Créno perd ses adhérents

L’été dernier, la moitié des membres du premier réseau de grossistes de l’hexagone ont choisi de prendre congé. En effet, sur les 52 entreprises membres du réseau qui pèse un bon milliard de chiffre d’affaires, 32 sont sur le départ. Dans un premier temps, la plupart d’entre elles étaient pressenties pour se rapprocher du réseau concurrent Hexagro.

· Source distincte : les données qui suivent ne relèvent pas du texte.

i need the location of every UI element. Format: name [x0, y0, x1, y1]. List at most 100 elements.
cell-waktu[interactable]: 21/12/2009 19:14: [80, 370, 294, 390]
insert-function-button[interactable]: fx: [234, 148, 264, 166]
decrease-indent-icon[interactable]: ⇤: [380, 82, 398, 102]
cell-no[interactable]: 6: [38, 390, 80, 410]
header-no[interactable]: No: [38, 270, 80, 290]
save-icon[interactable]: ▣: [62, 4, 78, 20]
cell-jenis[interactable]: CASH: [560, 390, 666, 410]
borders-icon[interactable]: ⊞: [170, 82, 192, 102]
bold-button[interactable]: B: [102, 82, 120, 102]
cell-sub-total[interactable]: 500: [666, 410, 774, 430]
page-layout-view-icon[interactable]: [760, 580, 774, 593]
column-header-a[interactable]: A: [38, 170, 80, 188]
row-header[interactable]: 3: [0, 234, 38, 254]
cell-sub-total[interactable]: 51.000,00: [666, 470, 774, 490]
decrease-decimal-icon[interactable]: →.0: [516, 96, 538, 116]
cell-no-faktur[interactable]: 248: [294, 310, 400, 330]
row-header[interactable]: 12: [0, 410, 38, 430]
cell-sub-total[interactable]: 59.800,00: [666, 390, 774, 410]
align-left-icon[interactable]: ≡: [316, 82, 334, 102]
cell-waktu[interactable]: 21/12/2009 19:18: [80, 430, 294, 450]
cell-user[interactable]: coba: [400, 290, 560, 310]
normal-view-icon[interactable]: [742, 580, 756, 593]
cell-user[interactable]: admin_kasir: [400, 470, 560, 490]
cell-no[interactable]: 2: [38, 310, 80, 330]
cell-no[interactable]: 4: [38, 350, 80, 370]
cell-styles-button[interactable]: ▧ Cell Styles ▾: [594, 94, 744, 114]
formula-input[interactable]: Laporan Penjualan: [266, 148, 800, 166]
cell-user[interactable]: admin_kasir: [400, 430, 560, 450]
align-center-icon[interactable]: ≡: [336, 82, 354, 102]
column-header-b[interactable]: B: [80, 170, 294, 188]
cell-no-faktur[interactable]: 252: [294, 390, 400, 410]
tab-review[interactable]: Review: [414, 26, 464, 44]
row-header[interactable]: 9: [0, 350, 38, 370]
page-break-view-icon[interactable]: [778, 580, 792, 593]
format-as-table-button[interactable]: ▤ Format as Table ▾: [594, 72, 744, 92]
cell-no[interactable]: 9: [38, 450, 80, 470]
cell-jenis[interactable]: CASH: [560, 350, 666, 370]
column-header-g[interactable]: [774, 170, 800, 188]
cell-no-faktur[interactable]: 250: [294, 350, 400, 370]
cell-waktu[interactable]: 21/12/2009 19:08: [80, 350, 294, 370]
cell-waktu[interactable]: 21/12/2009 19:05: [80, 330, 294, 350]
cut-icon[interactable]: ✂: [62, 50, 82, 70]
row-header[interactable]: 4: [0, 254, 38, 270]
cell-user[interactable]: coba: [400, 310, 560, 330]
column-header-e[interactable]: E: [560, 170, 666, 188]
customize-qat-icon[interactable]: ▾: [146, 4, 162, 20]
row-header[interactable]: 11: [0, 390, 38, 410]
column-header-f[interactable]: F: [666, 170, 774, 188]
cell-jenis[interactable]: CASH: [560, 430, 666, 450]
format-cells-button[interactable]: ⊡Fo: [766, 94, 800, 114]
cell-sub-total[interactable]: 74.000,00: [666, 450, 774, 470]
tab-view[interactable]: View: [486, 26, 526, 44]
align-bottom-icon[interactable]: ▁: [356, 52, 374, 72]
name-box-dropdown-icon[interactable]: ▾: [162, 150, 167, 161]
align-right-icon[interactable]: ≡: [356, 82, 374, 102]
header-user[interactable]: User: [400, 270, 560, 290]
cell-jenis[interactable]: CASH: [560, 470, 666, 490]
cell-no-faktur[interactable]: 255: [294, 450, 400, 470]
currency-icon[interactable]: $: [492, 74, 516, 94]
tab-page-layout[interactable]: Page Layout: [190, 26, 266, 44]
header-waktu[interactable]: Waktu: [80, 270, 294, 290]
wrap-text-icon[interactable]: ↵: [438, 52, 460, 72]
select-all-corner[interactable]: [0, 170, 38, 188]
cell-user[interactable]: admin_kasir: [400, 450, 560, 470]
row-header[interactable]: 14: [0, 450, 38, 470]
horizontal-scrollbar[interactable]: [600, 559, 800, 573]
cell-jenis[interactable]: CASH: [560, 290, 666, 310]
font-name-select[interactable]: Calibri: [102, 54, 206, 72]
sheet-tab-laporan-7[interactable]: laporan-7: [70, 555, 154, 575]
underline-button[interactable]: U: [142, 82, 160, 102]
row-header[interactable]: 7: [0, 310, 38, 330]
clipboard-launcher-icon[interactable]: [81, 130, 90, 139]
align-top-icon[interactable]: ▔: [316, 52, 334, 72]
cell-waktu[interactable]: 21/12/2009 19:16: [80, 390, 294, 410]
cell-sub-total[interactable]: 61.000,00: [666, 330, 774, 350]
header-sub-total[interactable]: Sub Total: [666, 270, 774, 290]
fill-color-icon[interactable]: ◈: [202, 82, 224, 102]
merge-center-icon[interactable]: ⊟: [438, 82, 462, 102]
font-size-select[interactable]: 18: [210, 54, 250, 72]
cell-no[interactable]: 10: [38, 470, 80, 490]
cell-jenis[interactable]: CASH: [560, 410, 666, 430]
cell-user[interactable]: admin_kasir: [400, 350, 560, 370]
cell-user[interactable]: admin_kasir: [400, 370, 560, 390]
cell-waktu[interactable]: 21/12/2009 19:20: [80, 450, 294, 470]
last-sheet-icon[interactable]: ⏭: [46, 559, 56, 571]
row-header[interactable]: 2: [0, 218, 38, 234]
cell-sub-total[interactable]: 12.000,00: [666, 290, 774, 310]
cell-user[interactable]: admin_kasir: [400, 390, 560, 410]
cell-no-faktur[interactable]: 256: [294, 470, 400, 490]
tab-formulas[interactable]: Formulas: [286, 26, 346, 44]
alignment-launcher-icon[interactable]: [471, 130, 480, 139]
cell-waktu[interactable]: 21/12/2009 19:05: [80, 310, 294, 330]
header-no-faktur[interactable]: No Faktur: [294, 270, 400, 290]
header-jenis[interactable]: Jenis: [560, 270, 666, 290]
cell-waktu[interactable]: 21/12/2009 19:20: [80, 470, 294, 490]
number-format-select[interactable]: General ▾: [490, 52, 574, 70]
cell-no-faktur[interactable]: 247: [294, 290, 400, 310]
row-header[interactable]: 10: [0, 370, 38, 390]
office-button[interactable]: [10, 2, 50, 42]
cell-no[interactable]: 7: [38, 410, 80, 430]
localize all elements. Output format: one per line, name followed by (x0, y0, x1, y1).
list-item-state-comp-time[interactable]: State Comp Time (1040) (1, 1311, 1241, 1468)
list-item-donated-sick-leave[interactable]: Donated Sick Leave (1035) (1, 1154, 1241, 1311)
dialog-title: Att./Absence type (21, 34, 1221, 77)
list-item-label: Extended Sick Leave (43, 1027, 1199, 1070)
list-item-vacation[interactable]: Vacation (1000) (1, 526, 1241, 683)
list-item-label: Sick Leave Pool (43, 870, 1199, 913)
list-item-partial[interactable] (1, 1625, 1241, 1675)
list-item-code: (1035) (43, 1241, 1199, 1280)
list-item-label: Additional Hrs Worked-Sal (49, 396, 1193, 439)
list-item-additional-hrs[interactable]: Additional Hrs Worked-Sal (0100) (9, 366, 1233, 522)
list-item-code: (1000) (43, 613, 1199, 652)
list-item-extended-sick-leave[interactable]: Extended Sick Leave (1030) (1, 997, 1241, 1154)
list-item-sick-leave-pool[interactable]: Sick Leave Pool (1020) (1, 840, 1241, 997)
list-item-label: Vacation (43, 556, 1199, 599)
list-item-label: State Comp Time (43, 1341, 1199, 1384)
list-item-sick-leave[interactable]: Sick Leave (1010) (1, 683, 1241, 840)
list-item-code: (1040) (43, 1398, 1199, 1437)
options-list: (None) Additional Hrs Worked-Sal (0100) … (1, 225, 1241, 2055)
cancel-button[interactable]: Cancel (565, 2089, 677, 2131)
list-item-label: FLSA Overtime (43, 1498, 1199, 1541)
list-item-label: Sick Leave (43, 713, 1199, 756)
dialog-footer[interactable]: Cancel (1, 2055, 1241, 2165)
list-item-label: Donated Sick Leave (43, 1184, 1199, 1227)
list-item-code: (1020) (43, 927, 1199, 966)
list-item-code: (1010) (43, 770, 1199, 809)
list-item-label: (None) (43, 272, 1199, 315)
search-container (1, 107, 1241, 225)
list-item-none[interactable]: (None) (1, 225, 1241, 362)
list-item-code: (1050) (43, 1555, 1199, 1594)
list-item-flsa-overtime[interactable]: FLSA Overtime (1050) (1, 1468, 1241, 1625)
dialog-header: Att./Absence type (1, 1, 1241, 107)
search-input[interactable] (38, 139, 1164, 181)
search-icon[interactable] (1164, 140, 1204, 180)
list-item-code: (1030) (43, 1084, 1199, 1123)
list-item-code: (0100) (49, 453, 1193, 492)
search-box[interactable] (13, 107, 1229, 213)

Toutefois, certains pencheraient plutôt vers la création d’un nouveau groupement qui rassemblerait jusqu’à 29 des anciens crénistes. Les fondations du groupement Creno étaient déjà fragilisées lorsque Denis Le Saint a démissionné de la présidence du groupement qu’il occupait depuis 2011. Annoncée en décembre 2013, elle est devenue effective en juin 2014 et est parue au Bulletin officiel. Denis Le Saint codirige par ailleurs avec son frère le groupe éponyme qui pèse quasiment 300 millions d’euro de CA. L’entreprise familiale aux racines bretonnes étend maintenant son périmètre de la Normandie jusqu’aux confins de Midi Pyrénées.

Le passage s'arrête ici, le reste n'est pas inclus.